My primary musical teacher up to that point had been Pink Floyd. Yes made me less self-conscious about being pompous. Instead of pulling musical punches and keeping an air of icy detachment, Yes encouraged me to stretch myself, to search for instrumental parts and arrangements beyond the limits of my own ability, and not to dumb things down. So today, if I struggle to perform my own music, I have Yes to thank!
It’s also likely that those Yes albums featuring Roger Dean’s extraordinary cover artwork had something to do with my asking Roger to provide art for my own album, “Great & Terrible Potions”!
- If there was an influence, was there a particular member of Yes whose work influenced you – and why?
Chris Squire. Before Yes, I never knew bass guitar could be played so well as a melodic lead instrument, using the full frequency spectrum and popping out of the speakers. Perhaps the closest thing I’d heard was Paul McCartney on Sgt Pepper’s, but Chris was from a different planet. On top of that he was born to sing harmonies and the way his voice blended with Jon’s was incredible.
Trevor Rabin has also been a particular inspiration, as an incredible guitar player whose every solo felt like a roller coaster ride, seemingly outgrowing the band and forging a career as a Hollywood soundtrack composer instead.
- Tell us about your music – instrument(s) you play, style, do you sing?
I record and perform and sing the lot. I call it “cinematic rock”, which I hope is self-explanatory. Big songs with orchestral sensibilities. Other people have called it progressive rock, which is always a huge compliment.
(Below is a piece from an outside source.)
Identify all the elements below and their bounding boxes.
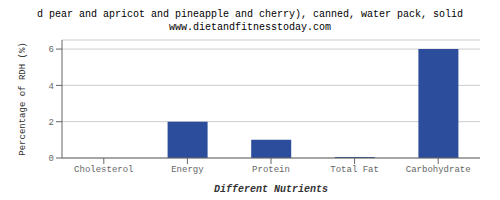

My primary instrument is guitar, but I could have just as much fun playing bass all night.
- Could you tell us about your most recently completed musical project – live and/or studio.
My most recent project is a live blu-ray from the launch of my last album, “Last Chance To Hear” in 2016. Fittingly called “First Chance To Hear”, it captures my full solo show from the night. It was also a great opportunity to ease back into 5.1 surround mixing and authoring, which I’ll be doing more of in the future.
- And what are you working on now or plan to start working on soon?
During the making of “Last Chance To Hear” I spent the whole time working on just one project. This time around, to stay sane, I’m trying to spread myself across as many projects as possible. I have two new but very different albums on the way, one prog-orchestral and one country-folk! I’m also working on high definition 5.1 surround remixes of my entire catalogue. They should keep me off the streets for a while.